We would find it helpful for the regulator to be involved because we need some form of consensus”

Both IGCs found that their provider was offering decent value for money. But the lack of an agreed benchmark for indirect costs is clearly a frustration. Royal London’s report points out that these measures “require estimated data and could be misleading until a standard approach is agreed by the industry”.

It seems the industry is some way from achieving this, however, despite the best efforts of IGCs over the past year. Poisson believes the FCA needs to intervene. “We would find it helpful for the regulator to be involved because we need some form of consensus as to a) what is being benchmarked and b) how it’s being benchmarked,” he says. “In reality we need a single utility provider of the benchmark because there’s no point having providers benchmarking different people, each on a different basis.”

Without this regulatory direction it seems unlikely that any single benchmarking method or provider will get the grip on the market that is required. Until participation is mandatory, which provider would want to risk coming bottom of a list of high-quality offerings, while less good schemes decline to sign up or opt for a different standard?

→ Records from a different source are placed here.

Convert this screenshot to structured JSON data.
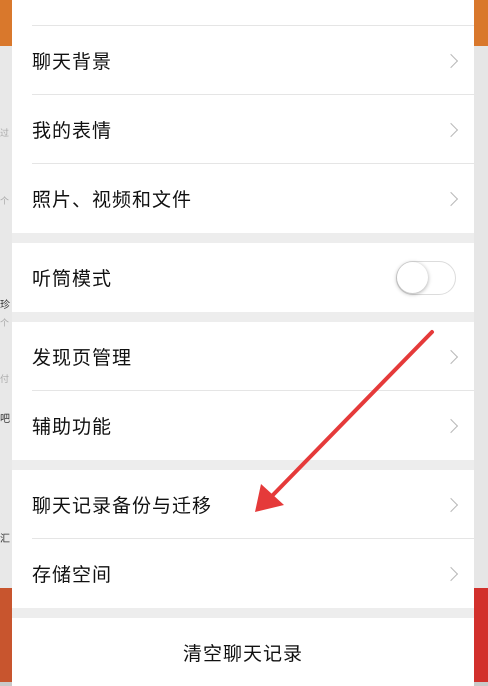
{
  "background_left": {
    "texts": [
      "过",
      "个",
      "珍",
      "个",
      "付",
      "吧",
      "汇"
    ],
    "colors": {
      "accent_top": "#d9782c",
      "accent_bottom": "#c8552e"
    }
  },
  "settings": {
    "items": [
      {
        "label": "聊天背景"
      },
      {
        "label": "我的表情"
      },
      {
        "label": "照片、视频和文件"
      },
      {
        "label": "听筒模式",
        "toggle": false
      },
      {
        "label": "发现页管理"
      },
      {
        "label": "辅助功能"
      },
      {
        "label": "聊天记录备份与迁移"
      },
      {
        "label": "存储空间"
      }
    ],
    "clear_label": "清空聊天记录"
  },
  "annotation": {
    "arrow_color": "#e53a3a",
    "points_to": "聊天记录备份与迁移"
  }
}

Despite these gripes, IGCs point to plenty of early successes on charges and the treatment of legacy customers. Legal & General’s IGC has agreed a cap on annual management charges in cases where they would push charges above 1%. This will reduce member charges by 38 basis points on average.

There’s no point having providers benchmarking different people, each on a different basis”

Standard Life’s IGC has similarly negotiated down charges where they were over 1% previously, in a series of measures it says will benefit 145,593 current scheme members, and 69,659 former members.

Others report they have pushed their providers lower than they initially wanted to on exit charges. Old Mutual has capped these at 5% while Prudential has scrapped them altogether.

IGCs are also looking to push their remit where they think this is necessary. Standard Life’s has taken into account employer charges when assessing value for money, for example. This technically falls outside the definition of value for money, which is focused on fees borne by the member. But Poisson believes it is not helpful to compare a legacy product with a 1% member charge with one of the firm’s modern products for smaller employers – which have a 0.75% member charge with a monthly employer fee – without considering both types of charge.

He explains: “One of the questions we felt was important to answer in a value for- money context was whether the industry was milking the back book for profits against what they’re making today against modern charge-capped products.”

Perhaps surprisingly, the IGC found that in 80% of cases, the modern charging structure actually proved more profitable, because of the large number of small pots among the legacy policies.

It remains to be seen what the FCA will make of developments like this, and the industry will be watching for feedback on this first round of annual reports with interest. But if IGCs are to play the role the watchdog wants in holding providers to account, it needs to get a move on.